Gawker Reaches Settlement in Hulk Hogan Case: Founder

The settlement "allows us all to move on, and focus on activities more productive than endless litigation"

Gawker.com, the brash New York website, has reached a settlement in the legal case brought by former wrestler Hulk Hogan, according to the site's founder and CEO.

Nick Denton wrote Wednesday that the site's four-year legal "saga" is over, ending the company's appeal of a $140 million judgment against Denton and the site for publishing a video of Hogan having sex with a friend's wife. 

It had already shut down earlier this year after operating for 14 years. Gawker's gossipy coverage of media, culture and politics changed the online news landscape, but it couldn't weather the lawsuit brought by Hogan, whose real name is Terry Bollea, and backed by billionaire PayPal founder Peter Thiel.

Gawker's parent company has already been sold to Spanish-language broadcaster Univision, along with several of its sister websites, including Deadspin.com and Jezebel.com.

Writing on blogging platform Medium, Denton didn't give many details on the settlement, though he said it "allows us all to move on, and focus on activities more productive than endless litigation."

Court documents reportedly revealed the case was settled for $31 million, according to CNBC

Additionally, Denton said stories about Hogan, a person who said he invented email, and a feud between two founders of the dating app Tinder are being removed from the web.

All of the stories were true, Denton said, calling that part of the deal "the most unpalatable." 

"Yes, we were confident the appeals court would reduce or eliminate the runaway Florida judgment against Gawker, the writer of the Hogan story and myself personally," Denton said. "And we expected to prevail in those other two lawsuits by clients of Charles Harder, the lawyer backed by Peter Thiel.
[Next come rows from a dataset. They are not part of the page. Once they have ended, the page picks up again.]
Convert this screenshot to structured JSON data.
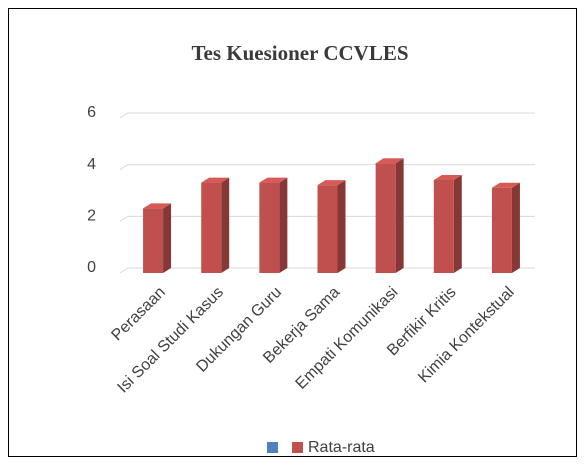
{
  "chart_data": {
    "type": "bar3d",
    "title": "Tes Kuesioner CCVLES",
    "categories": [
      "Perasaan",
      "Isi Soal Studi Kasus",
      "Dukungan Guru",
      "Bekerja Sama",
      "Empati Komunikasi",
      "Berfikir Kritis",
      "Kimia Kontekstual"
    ],
    "series": [
      {
        "name": "Rata-rata",
        "color": "#c0504d",
        "values": [
          2.5,
          3.5,
          3.5,
          3.4,
          4.25,
          3.6,
          3.3
        ]
      }
    ],
    "ylim": [
      0,
      6
    ],
    "yticks": [
      0,
      2,
      4,
      6
    ],
    "grid": true,
    "legend": "bottom"
  }
}
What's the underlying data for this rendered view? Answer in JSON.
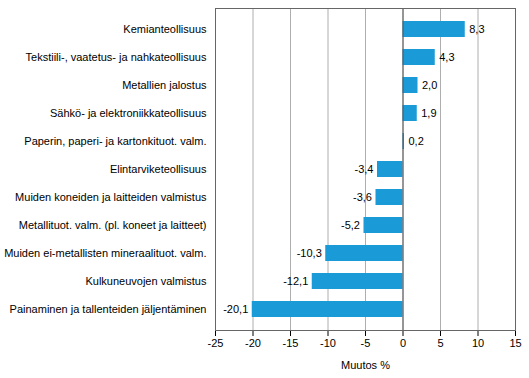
{
  "chart_data": {
    "type": "bar",
    "orientation": "horizontal",
    "x_label": "Muutos %",
    "categories": [
      "Kemianteollisuus",
      "Tekstiili-, vaatetus- ja nahkateollisuus",
      "Metallien jalostus",
      "Sähkö- ja elektroniikkateollisuus",
      "Paperin, paperi- ja kartonkituot. valm.",
      "Elintarviketeollisuus",
      "Muiden koneiden ja laitteiden valmistus",
      "Metallituot. valm. (pl. koneet ja laitteet)",
      "Muiden ei-metallisten mineraalituot. valm.",
      "Kulkuneuvojen valmistus",
      "Painaminen ja tallenteiden jäljentäminen"
    ],
    "values": [
      8.3,
      4.3,
      2.0,
      1.9,
      0.2,
      -3.4,
      -3.6,
      -5.2,
      -10.3,
      -12.1,
      -20.1
    ],
    "value_labels": [
      "8,3",
      "4,3",
      "2,0",
      "1,9",
      "0,2",
      "-3,4",
      "-3,6",
      "-5,2",
      "-10,3",
      "-12,1",
      "-20,1"
    ],
    "data_labels": true,
    "color": "#1a9ad7",
    "xlim": [
      -25,
      15
    ],
    "xticks": [
      -25,
      -20,
      -15,
      -10,
      -5,
      0,
      5,
      10,
      15
    ],
    "grid": true
  }
}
But all-out legal war with Thiel would have cost too much, and hurt too many people, and there was no end in sight."

Gawker Media went into bankruptcy protection after the verdict was reached in a Florida court in March. Denton, an outspoken former Financial Times journalist, also declared personal bankruptcy as a result of the Hogan case.

Thiel has said he bankrolled the Hogan lawsuit as a way to end its "incredibly damaging way of getting attention by bullying people even when there was no connection with the public interest," he told The New York Times in May.